In the post just below, Scott refers to “the underlying behavioral disparities that are reflected in the numerical racial disparities” in incarceration rates, school discipline and so forth. As he notes, these behavioral disparities were on display for all to see last night.
It was surreal to hear liberal talking heads complaining about the number of African-Americans in prison while watching African-Americans (their “hands up” only as high as it takes to swing a baseball bat or carry stolen merchandise) smashing windows, setting fires, and looting stores. Clearly, there are some strong candidates for imprisonment who are running free.
The liberal talking heads also complained that African-Americans are the victims of rampant police brutality. But what evidence supports the claim?
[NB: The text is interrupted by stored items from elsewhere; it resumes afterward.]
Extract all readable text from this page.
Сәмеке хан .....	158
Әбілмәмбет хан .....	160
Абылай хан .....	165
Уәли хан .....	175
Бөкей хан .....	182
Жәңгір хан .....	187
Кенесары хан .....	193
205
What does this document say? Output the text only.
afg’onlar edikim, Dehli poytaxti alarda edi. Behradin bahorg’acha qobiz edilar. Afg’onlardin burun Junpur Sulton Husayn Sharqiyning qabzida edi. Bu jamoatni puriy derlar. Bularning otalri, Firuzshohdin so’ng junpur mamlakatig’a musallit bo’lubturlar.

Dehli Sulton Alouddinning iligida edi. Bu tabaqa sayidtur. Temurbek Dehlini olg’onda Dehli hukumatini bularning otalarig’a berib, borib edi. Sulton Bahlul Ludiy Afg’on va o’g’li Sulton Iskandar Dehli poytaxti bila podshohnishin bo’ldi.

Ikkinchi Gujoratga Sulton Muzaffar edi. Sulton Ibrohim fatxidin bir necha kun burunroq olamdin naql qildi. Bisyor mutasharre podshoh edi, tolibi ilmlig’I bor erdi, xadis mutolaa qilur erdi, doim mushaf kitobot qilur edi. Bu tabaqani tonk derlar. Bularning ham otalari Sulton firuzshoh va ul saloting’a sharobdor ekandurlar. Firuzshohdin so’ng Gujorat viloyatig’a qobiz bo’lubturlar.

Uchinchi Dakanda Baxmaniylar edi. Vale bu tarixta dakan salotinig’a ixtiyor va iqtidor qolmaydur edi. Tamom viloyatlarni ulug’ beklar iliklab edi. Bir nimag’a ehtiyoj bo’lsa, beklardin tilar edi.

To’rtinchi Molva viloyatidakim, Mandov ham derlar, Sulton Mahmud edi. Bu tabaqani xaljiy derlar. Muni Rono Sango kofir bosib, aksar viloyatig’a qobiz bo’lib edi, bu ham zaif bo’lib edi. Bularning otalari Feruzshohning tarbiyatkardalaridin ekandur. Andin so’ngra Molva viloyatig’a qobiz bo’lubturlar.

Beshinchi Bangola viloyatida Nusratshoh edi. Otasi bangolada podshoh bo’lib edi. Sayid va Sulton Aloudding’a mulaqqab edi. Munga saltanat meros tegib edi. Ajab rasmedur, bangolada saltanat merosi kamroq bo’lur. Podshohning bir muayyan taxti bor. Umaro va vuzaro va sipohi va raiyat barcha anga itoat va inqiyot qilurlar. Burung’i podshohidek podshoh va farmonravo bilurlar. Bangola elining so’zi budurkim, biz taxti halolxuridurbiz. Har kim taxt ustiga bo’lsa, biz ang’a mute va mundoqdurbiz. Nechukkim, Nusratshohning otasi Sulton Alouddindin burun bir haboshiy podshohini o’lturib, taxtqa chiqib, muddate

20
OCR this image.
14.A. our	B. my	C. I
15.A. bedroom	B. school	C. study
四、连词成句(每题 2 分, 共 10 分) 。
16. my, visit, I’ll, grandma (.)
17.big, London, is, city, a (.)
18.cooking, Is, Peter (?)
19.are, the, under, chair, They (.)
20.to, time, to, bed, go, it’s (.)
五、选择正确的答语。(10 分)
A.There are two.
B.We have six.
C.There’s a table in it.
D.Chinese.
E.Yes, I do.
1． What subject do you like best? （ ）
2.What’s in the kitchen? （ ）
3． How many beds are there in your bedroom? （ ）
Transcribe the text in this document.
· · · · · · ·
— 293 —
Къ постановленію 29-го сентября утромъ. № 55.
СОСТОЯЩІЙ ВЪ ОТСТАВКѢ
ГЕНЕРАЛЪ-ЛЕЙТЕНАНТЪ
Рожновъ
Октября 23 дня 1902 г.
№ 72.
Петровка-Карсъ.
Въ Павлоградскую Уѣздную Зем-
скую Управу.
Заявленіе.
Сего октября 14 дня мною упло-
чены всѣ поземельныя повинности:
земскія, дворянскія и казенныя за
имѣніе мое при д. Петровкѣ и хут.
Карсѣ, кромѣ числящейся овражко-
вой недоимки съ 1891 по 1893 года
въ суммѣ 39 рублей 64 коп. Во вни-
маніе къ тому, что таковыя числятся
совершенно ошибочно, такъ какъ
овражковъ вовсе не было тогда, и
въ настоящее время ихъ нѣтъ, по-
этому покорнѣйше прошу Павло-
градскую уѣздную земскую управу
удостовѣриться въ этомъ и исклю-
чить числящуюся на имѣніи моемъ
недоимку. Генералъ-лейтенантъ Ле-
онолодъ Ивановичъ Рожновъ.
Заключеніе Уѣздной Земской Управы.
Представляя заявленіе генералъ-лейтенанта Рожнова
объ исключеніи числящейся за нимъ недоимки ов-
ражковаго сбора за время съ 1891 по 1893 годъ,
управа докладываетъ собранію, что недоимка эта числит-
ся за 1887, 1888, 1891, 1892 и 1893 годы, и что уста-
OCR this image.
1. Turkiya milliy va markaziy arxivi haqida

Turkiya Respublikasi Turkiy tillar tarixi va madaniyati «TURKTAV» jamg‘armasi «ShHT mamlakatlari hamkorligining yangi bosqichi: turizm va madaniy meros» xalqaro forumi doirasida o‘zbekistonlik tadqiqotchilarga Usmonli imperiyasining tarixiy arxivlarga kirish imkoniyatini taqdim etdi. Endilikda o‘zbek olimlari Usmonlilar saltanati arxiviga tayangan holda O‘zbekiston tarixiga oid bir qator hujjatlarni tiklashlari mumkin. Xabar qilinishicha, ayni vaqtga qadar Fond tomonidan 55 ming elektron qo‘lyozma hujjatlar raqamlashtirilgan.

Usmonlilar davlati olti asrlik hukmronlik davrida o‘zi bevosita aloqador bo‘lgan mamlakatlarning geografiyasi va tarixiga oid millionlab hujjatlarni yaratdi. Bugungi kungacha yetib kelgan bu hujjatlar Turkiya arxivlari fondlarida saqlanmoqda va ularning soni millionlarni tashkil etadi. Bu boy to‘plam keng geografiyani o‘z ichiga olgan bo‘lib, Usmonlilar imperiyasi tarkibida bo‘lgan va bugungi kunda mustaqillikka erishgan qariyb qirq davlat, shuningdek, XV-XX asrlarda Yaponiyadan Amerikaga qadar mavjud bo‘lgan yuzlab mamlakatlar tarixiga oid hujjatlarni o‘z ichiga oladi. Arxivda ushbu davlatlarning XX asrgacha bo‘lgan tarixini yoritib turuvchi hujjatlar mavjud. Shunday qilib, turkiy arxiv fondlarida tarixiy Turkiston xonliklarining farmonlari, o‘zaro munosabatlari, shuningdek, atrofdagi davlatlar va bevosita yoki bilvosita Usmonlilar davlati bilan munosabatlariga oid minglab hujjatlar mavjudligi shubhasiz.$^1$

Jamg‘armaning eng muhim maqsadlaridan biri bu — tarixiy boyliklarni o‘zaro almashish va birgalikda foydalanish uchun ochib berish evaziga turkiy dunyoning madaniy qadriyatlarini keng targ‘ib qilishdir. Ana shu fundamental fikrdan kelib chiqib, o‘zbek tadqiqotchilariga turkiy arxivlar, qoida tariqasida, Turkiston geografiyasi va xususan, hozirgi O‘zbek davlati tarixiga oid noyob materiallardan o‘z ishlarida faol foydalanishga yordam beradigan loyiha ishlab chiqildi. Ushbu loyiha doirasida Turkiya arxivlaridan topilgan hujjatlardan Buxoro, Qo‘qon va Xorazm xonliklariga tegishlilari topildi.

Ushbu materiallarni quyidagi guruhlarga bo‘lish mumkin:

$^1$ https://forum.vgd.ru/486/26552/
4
Michael Brown’s case doesn’t support it. Brown was not singled out for mistreatment. He was a criminal suspect in a violent mood (as the convenience store video shows) who apparently resisted arrest and ended up in a fight with a police officer. Even if one disagrees with the grand jury and concludes that Brown did not pose a deadly threat, the shooting was hardly unprovoked.
Moreover, when was the last case before Brown’s in which a white police officer allegedly killed an African-American without justification? Brown’s case received so much attention in part because it is a rarity.
Last night, if anything, law enforcement was too restrained. I agree with Michael Brown’s cousin, a man named Pruitt. Interviewed on Fox News, he complained that law enforcement wasn’t doing enough to protect neighborhood stores and combat the looters.
Was law enforcement influenced by President Obama’s call for restraint? It shouldn’t have been. The mob wasn’t.
UPDATE: John Fund points out that the National Guard wasn’t present in Ferguson last night. This helps explain why law enforcement wasn’t more effective. But what explains the absence of the National Guard?